Drivers of absence for this cohort include families not being able to afford uniform, including PE kits, school food or transport to school.

The report states: “We heard of siblings sharing shoes and so taking it in turns to attend school. We heard about some children being bullied for being ‘dirty and smelly’ because their family didn’t have the means to regularly wash uniform. This discouraged them from attending school. We heard about a young person who hadn’t been coming into school two days a week because they were receiving detentions for not having the correct PE kit.”

The analysis also suggests that school absences are occurring earlier and earlier, at primary school age, and “poor school readiness is becoming an indicator of absence downstream in school life”.

The Centre for Young Lives is using the report to support its calls for the government to scrap two-child limit for Universal Credit and expand FSMs to all children with families receiving Universal Credit.

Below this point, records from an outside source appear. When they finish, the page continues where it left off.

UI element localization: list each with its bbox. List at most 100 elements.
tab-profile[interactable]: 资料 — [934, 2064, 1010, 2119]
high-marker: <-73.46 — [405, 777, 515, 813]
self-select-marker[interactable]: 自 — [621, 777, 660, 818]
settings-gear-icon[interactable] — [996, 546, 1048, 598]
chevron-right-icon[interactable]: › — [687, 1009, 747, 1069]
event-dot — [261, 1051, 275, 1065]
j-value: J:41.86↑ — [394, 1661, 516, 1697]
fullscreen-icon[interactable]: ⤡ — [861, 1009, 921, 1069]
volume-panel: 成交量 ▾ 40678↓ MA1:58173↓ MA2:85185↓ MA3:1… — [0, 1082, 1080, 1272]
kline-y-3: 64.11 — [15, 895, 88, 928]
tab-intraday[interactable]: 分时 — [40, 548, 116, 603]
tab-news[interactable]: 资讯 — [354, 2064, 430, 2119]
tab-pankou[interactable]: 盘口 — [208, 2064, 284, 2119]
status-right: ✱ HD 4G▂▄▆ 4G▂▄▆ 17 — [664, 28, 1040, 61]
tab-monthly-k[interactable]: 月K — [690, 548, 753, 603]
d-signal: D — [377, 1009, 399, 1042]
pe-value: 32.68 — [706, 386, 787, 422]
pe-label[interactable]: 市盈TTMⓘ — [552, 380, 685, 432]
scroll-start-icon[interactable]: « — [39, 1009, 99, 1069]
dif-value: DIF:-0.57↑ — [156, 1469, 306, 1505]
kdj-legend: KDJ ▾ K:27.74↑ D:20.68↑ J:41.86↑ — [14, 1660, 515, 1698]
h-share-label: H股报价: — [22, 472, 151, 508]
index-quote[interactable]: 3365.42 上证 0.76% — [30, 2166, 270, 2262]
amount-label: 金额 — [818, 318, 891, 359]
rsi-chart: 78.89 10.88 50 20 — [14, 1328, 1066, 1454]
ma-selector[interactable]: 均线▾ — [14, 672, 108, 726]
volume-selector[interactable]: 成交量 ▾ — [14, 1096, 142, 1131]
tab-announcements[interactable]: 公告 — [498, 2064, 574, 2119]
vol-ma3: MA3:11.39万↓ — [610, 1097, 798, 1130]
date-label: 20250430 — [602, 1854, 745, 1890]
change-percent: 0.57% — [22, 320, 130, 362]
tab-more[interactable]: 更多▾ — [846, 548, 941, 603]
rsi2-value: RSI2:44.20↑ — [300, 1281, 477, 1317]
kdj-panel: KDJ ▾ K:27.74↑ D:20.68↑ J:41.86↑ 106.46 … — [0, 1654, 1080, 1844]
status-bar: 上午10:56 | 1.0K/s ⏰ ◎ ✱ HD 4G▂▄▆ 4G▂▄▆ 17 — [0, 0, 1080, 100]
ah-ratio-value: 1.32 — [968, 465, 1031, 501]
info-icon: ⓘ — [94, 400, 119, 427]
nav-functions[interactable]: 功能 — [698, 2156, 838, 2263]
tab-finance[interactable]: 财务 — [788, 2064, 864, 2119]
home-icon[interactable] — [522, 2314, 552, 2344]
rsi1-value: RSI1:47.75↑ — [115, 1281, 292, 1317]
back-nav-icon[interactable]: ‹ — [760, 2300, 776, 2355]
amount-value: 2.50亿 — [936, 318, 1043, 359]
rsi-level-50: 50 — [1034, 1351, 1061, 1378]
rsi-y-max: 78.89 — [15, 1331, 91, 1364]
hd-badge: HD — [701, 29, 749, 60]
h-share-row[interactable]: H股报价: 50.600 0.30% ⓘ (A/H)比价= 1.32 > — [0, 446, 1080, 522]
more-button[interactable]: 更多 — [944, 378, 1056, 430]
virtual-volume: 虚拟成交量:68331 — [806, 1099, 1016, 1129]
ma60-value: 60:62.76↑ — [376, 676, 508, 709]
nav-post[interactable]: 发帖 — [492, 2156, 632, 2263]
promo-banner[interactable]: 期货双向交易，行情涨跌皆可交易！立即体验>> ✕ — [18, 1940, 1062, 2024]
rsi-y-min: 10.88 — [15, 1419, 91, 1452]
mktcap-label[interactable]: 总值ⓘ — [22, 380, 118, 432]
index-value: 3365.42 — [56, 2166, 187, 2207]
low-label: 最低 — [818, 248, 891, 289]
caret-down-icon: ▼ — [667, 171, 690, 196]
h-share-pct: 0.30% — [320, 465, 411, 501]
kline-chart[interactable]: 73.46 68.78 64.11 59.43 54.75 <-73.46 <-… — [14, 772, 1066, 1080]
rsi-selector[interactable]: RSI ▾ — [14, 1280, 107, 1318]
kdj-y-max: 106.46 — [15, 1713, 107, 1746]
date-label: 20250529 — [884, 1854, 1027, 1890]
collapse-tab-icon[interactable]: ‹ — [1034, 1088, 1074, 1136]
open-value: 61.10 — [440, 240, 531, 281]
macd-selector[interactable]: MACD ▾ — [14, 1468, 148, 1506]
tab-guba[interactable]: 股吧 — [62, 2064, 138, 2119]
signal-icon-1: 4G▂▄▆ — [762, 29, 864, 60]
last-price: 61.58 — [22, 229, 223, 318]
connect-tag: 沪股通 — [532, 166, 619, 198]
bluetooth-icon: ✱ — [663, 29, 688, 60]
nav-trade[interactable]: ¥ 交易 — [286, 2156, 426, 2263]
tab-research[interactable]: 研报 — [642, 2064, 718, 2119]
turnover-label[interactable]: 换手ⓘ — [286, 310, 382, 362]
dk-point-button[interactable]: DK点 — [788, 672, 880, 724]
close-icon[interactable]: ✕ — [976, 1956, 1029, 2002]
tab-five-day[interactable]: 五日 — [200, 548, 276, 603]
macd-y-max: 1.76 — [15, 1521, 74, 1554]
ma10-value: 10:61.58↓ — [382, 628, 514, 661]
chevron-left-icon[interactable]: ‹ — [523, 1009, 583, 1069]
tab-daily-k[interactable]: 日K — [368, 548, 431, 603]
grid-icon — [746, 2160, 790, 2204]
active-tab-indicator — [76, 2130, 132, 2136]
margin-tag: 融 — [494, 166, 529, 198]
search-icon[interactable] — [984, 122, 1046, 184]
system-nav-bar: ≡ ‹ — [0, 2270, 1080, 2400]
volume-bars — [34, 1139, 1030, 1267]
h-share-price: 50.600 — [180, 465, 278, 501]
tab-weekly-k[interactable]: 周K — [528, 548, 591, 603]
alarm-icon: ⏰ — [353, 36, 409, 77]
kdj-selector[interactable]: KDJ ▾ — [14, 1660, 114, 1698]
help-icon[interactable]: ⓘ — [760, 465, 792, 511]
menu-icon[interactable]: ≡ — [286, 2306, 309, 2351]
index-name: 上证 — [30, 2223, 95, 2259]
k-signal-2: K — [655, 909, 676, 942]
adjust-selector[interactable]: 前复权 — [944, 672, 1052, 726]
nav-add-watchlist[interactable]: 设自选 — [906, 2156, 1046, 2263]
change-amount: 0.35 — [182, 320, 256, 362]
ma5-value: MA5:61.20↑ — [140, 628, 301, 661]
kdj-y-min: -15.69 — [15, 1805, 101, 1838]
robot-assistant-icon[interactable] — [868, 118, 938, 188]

It also wants to see more action to reduce the cost of uniform, including reducing the number of logos allowed to one and it wants attendance guidance to be updated to “make it explicitly clear that poverty should be identified, considered and acted on in relation to school absence”

Anne Longfield, executive chair of the Centre for Young Lives, said: “DfE data shows persistent absence and severe absence are both much higher among pupils eligible for FSMs.

“I am very encouraged that school absence is now seen by the DfE as one of the big structural problems it faces – and that reducing school absence is recognised as an important factor in the government’s mission to reduce child poverty.

“The recommendations in this report have the potential to improve school attendance among children in poverty. That includes putting more money in the pockets of families and bringing down the cost of school. We also want to see stronger support for families, strategies from schools that recognise poverty, and better use of the DfE’s world-leading attendance data.”